Nous vous proposons de faire un point sur la jurisprudence rendue en matière de lanceurs d’alerte en 2022 et en 2023.
Les juges ont eu, maintes fois, l’occasion de se prononcer sur les conditions du régime protecteur des lanceurs d’alerte (I), mais aussi sur les effets de ce régime protecteur (II).
I. Conditions du régime protecteur des lanceurs d’alerte.
1) Refus de reconnaître le statut de lanceur d’alerte à un salarié protégé de mauvaise foi : CE, 4e – 1e chambres réunies, 8 décembre 2023, n°435266.
Un salarié exerçait le mandat de représentant syndical depuis avril 2014, lorsqu’il a été suspendu à titre conservatoire le 29 juillet 2014, pour avoir mis en cause dans plusieurs courriers, son ancien supérieur hiérarchique direct en l’accusant principalement de commettre un " délit d’abus de bien social " qui affecterait son service. Le salarié protégé a fait l’objet d’ une demande d’autorisation de licenciement présentée le 16 septembre 2014, à la suite d’un entretien préalable et de la consultation du conseil de discipline.

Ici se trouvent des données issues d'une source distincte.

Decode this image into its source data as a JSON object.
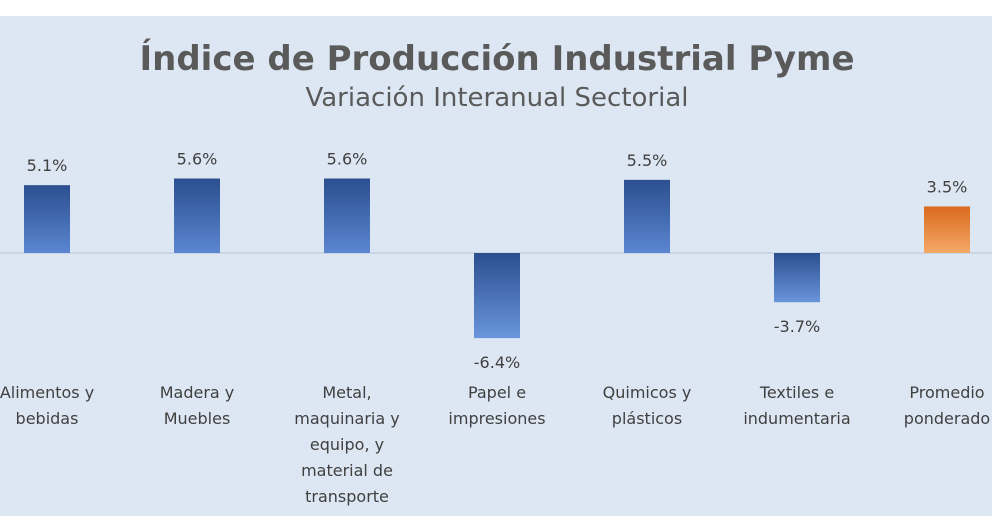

Par une décision du 17 novembre 2014, l’inspecteur du travail a refusé d’accorder l’autorisation de licencier le salarié pour faute.
Or, à la suite d’un recours exercé par l’employeur, la ministre du travail a annulé la décision de l’inspecteur du travail et a autorisé à cet effet, le licenciement du salarié sur le fondement du caractère fautif de ses déclarations.
Par conséquent, le salarié a saisi les juridictions administratives qui ont toutes rejeté ses demandes.
C’est pourquoi le salarié s’est pourvu en dernier lieu, devant le Conseil d’État, faisant grief aux précédentes décisions de valider la décision du ministre du travail.
Au regard de l’article L1232-3-3 du Code du travail selon lequel, « aucun salarié ne peut être (...) licencié (...) pour avoir relaté ou témoigné, de bonne foi, de faits constitutifs d’un délit ou d’un crime dont il aurait eu connaissance dans l’exercice de ses fonctions. / En cas de litige relatif à l’application du premier alinéa, dès lors que la personne présente des éléments de fait qui permettent de présumer qu’elle a relaté ou témoigné de bonne foi de faits constitutifs d’un délit ou d’un crime, il incombe à la partie défenderesse, au vu des éléments, de prouver que sa décision est justifiée par des éléments objectifs étrangers à la déclaration ou au témoignage de l’intéressé. Le juge forme sa conviction après avoir ordonné, en cas de besoin, toutes les mesures d’instruction qu’il estime utiles », le salarié protégé soutient que la ministre du travail aurait dû rechercher sous le contrôle du juge de l’excès de pouvoir, si les faits qu’il a dénoncés sont susceptibles de recevoir la qualification de crime ou de délit et s’il en a eu connaissance dans l’exercice de ses fonctions et enfin, s’il peut être regardé comme ayant agi de bonne foi.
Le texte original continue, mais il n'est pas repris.